A gender-focused multilevel analysis of how country, regional and individual level factors relate to harm from others' drinking

Drugs (Abingdon Engl). 2022;29(1):13-20. doi: 10.1080/09687637.2020.1776684. Epub 2021 Mar 16.

Abstract

Background: The aim of this study was to examine how gender, age and education, regional prevalence of male and female risky drinking and country-level economic gender equality are associated with harms from other people's drinking.

Methods: 24,823 adults in ten countries were surveyed about harms from drinking by people they know and strangers. Country-level economic gender equality and regional prevalence of risky drinking along with age and gender were entered as independent variables into three-level random intercept models predicting alcohol-related harm.

Findings: At the individual level, younger respondents were consistently more likely to report harms from others' drinking, while, for women, higher education was associated with lower risk of harms from known drinkers but higher risk of harms from strangers.
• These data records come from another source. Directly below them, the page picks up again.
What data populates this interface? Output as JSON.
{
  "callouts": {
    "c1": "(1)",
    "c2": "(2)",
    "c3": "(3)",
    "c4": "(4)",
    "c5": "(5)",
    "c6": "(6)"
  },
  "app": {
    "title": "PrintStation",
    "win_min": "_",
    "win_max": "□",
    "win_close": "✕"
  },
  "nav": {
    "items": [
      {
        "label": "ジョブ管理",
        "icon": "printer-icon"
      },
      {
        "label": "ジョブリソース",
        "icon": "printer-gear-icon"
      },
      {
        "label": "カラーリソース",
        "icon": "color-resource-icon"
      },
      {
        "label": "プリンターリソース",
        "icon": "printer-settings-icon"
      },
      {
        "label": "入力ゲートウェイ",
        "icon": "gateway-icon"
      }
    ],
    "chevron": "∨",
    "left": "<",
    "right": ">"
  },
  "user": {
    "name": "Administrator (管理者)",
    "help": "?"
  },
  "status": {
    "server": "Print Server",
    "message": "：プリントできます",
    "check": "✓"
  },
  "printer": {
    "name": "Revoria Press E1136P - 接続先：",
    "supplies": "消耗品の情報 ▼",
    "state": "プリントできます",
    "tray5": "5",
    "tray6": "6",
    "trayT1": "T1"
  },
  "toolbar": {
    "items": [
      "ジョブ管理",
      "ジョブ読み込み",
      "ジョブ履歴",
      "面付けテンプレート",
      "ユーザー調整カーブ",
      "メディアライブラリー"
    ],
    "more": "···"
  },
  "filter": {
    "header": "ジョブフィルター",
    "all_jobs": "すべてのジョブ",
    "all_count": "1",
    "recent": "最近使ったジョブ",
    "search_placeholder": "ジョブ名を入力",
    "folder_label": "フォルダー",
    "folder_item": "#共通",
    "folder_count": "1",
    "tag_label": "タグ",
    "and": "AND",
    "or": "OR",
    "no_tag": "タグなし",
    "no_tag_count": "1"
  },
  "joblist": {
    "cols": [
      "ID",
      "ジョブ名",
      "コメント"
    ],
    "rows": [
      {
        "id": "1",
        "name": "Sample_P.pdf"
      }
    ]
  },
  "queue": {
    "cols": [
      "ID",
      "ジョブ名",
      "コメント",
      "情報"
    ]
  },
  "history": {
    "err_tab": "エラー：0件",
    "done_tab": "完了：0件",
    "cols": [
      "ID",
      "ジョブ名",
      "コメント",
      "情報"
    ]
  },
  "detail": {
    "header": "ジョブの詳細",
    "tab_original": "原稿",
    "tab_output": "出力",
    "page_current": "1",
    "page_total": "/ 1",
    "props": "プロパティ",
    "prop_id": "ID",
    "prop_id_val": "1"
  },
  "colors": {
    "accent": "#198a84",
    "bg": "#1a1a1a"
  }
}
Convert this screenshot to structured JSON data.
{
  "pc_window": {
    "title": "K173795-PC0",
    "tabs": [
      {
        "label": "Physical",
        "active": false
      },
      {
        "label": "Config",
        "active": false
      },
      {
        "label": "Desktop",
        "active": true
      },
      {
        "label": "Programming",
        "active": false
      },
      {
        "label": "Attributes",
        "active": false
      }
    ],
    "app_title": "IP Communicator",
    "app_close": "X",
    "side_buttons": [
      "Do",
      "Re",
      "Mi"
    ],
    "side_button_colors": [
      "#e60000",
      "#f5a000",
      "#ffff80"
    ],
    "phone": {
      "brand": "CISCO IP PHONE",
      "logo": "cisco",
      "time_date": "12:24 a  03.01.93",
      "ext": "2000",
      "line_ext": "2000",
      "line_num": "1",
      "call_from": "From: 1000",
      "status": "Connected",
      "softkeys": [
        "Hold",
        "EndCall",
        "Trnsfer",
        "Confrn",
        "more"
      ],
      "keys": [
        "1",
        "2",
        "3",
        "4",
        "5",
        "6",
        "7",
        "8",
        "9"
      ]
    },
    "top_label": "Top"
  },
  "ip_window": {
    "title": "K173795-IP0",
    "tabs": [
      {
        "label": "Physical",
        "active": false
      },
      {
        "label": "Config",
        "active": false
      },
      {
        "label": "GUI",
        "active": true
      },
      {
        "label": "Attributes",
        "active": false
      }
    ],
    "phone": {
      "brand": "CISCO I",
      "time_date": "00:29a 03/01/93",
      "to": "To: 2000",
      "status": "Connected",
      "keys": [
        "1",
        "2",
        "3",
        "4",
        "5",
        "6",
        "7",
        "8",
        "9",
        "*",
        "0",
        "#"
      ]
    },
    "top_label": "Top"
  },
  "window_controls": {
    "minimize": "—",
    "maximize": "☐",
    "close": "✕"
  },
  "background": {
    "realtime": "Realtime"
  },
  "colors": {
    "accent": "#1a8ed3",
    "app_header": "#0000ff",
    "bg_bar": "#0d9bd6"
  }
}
Regional rate of men's risky drinking was associated with known and stranger harm, while regional-level women's risky drinking was associated with harm from strangers. Gender equality was only associated with harms in models in models that did not include risky drinking.

Conclusions: Youth and regional levels of men's drinking was consistently associated with harm from others attributable to alcohol. Policies that decrease the risky drinking of men would be likely to reduce harms attributable to the drinking of others.

Keywords: Alcohol; gender; harm to others.